Эта внезапная перемена подействовала на меня так, что я почти лишился чувств. Я откинулся назад и впал в полуобморочное состояние.
Но оно продолжалось недолго. Новый острый приступ жажды заставил меня перейти к действию. Я снова встал и потянулся к бочке.
Зачем? Ну конечно, для того, чтобы найти втулку, вынуть ее и пить, пить без конца! С какой же другой целью стал бы я приближаться к этой бочке?
Увы, увы! Радость моя померкла, едва родившись. Правда, не сразу. Я обшарил всю выпуклую поверхность бочки, ощупал ее кругом, пересчитал все клепки, тщательно изучил ее дюйм за дюймом, клепку за клепкой. Да, у меня ушло порядочно времени на то, чтобы убедиться, что втулки на этой стороне бочки нет, — вероятно, она с другой стороны или на верхушке. Но если втулка там, я не смогу до нее дотянуться, и, следовательно, эта втулка для меня все равно, что не существует.
Разыскивая втулку, я не забыл и об отверстии для крана. Я знал, что в каждой большой бочке делается еще одно отверстие для крана, которое помещается посередине, в то время как втулка обычно бывает в одном из днищ. Но и этого отверстия я не нашел. Зато я убедился, что с обеих сторон к бочке плотно приставлены ящик и еще одна бочка.

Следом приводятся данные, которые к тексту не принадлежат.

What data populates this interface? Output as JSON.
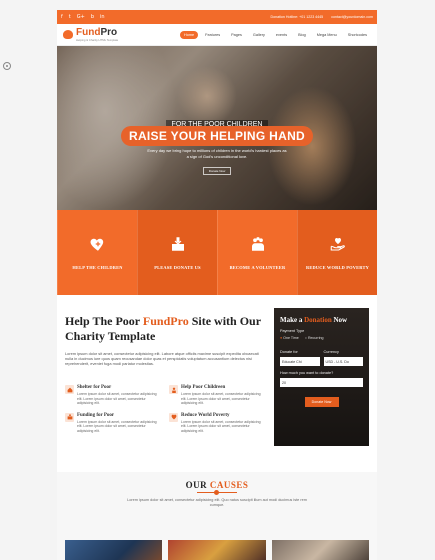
{
  "topbar": {
    "social": [
      "f",
      "t",
      "G+",
      "b",
      "in"
    ],
    "hotline": "Donation Hotline: +01 1223 4445",
    "email": "contact@yourdomain.com"
  },
  "nav": {
    "logo_main": "Fund",
    "logo_accent": "Pro",
    "logo_tag": "Helping & Charity HTML Template",
    "items": [
      "Home",
      "Features",
      "Pages",
      "Gallery",
      "events",
      "Blog",
      "Mega Menu",
      "Shortcodes"
    ]
  },
  "hero": {
    "subtitle": "FOR THE POOR CHILDREN",
    "title": "RAISE YOUR HELPING HAND",
    "desc": "Every day we bring hope to millions of children in the world's hardest places as a sign of God's unconditional love.",
    "button": "Donate Now"
  },
  "features": [
    {
      "label": "HELP THE CHILDREN",
      "icon": "heart-hand-icon"
    },
    {
      "label": "PLEASE DONATE US",
      "icon": "donate-box-icon"
    },
    {
      "label": "BECOME A VOLUNTEER",
      "icon": "volunteer-icon"
    },
    {
      "label": "REDUCE WORLD POVERTY",
      "icon": "care-hand-icon"
    }
  ],
  "help": {
    "title_pre": "Help The Poor ",
    "title_brand": "FundPro",
    "title_post": " Site with Our Charity Template",
    "intro": "Lorem ipsum dolor sit amet, consectetur adipisicing elit. Labore atque officiis maxime suscipit expedita obcaecati nulla in ducimus iure quos quam recusandae dolor quas et perspiciatis voluptatum accusantium delectus nisi reprehenderit, eveniet fuga modi pariatur molestias.",
    "items": [
      {
        "title": "Shelter for Poor",
        "body": "Lorem ipsum dolor sit amet, consectetur adipisicing elit. Lorem ipsum dolor sit amet, consectetur adipisicing elit."
      },
      {
        "title": "Help Poor Childreen",
        "body": "Lorem ipsum dolor sit amet, consectetur adipisicing elit. Lorem ipsum dolor sit amet, consectetur adipisicing elit."
      },
      {
        "title": "Funding for Poor",
        "body": "Lorem ipsum dolor sit amet, consectetur adipisicing elit. Lorem ipsum dolor sit amet, consectetur adipisicing elit."
      },
      {
        "title": "Reduce World Poverty",
        "body": "Lorem ipsum dolor sit amet, consectetur adipisicing elit. Lorem ipsum dolor sit amet, consectetur adipisicing elit."
      }
    ]
  },
  "donate": {
    "title_pre": "Make a ",
    "title_hl": "Donation",
    "title_post": " Now",
    "payment_label": "Payment Type",
    "radio_one": "One Time",
    "radio_recurring": "Recurring",
    "donate_for_label": "Donate for",
    "currency_label": "Currency",
    "donate_for_value": "Educate Chi",
    "currency_value": "USD - U.S. Do",
    "amount_label": "How much you want to donate?",
    "amount_value": "20",
    "button": "Donate Now"
  },
  "causes": {
    "title_pre": "OUR ",
    "title_brand": "CAUSES",
    "desc": "Lorem ipsum dolor sit amet, consectetur adipisicing elit. Quo natus suscipit illum aut modi ducimus iste rem cumque."
  },
  "colors": {
    "accent": "#f26b2a",
    "accent_dark": "#e35d1e"
  }
}
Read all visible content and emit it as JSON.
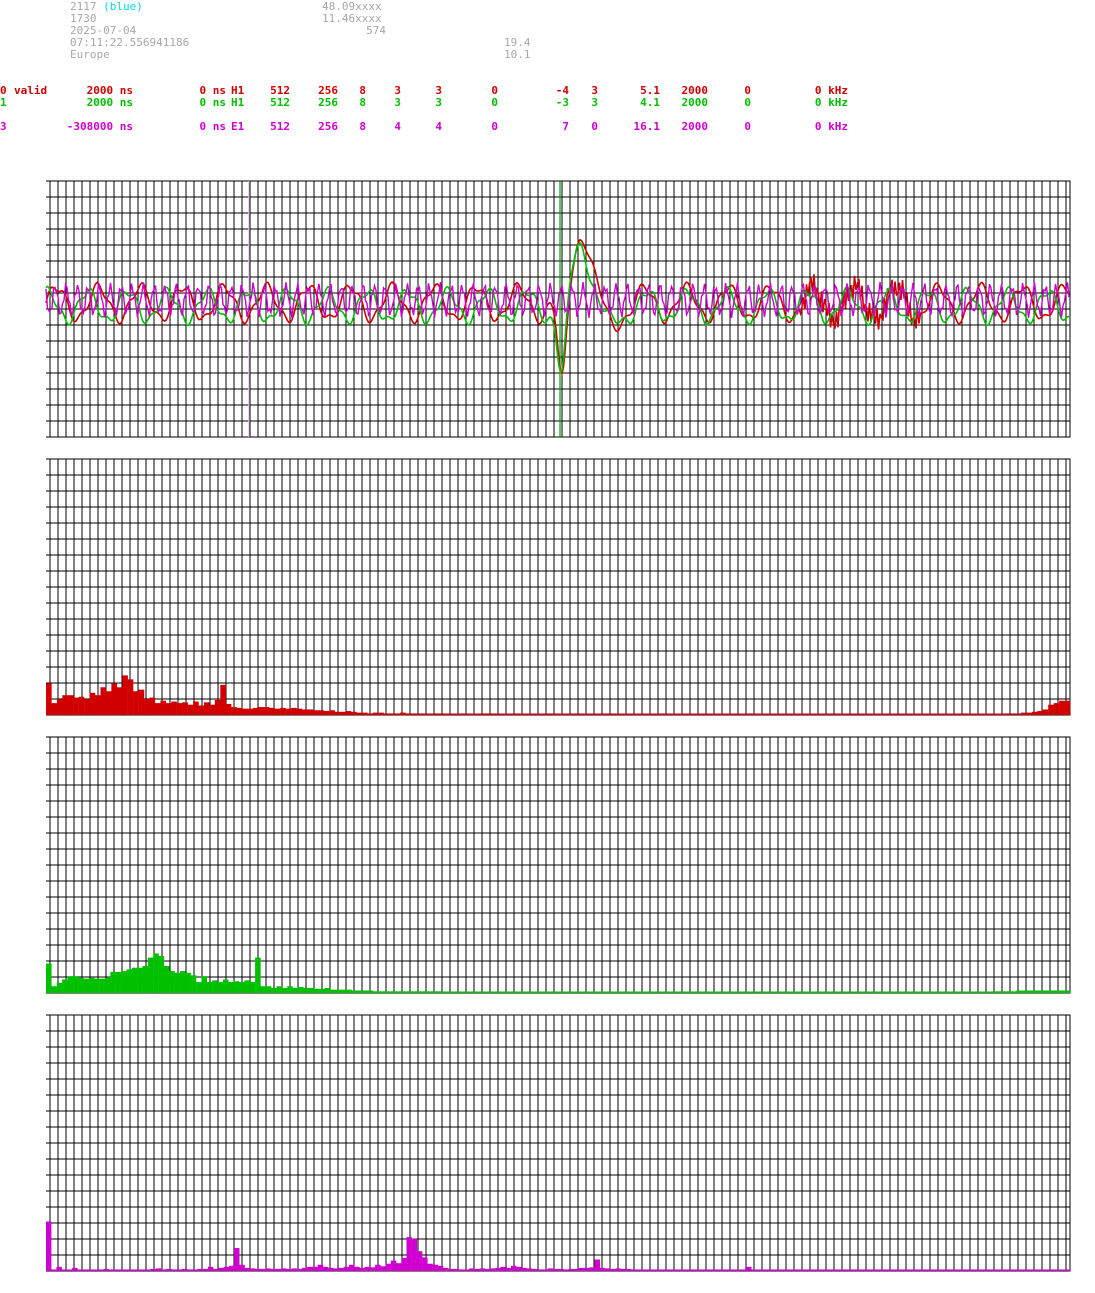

Последняя показалась мне такой же, как и та, что была передо мной.
Мне пришло в голову, что и в другой бочке может быть вода, и я отправился «на разведку», но смог ощупать только часть второй бочки и наткнулся на гладкие и крепкие дубовые доски, твердые как камень.
Только проделав все это, я понял всю безвыходность моего положения и опять впал в отчаяние. Я мучился еще больше, чем прежде. Я слышал бульканье воды в каких-нибудь двух дюймах от своего рта и… не мог напиться! Чего бы я не отдал сейчас хоть за одну каплю! Немного воды на донышке стакана, чтобы промочить пересохшее, воспаленное горло!
Если бы у меня был топор и если бы высота моего убежища позволяла им размахнуться, я разбил бы огромную бочку и яростно стал бы глотать ее содержимое. Но у меня не было ни топора, ни какого-либо другого орудия. И дубовые клепки были так же непреодолимы для меня, как если бы они были сделаны из железа. Доберись я даже до втулки, я все равно не смог бы вынуть затычку пальцами.
В порыве первой радости я и не подумал об этом затруднении.
Я опустился на доски и предался отчаянию, охватившему меня с еще большей силой. Не могу сказать, долго ли это продолжалось, но одно обстоятельство снова пробудило меня к жизни.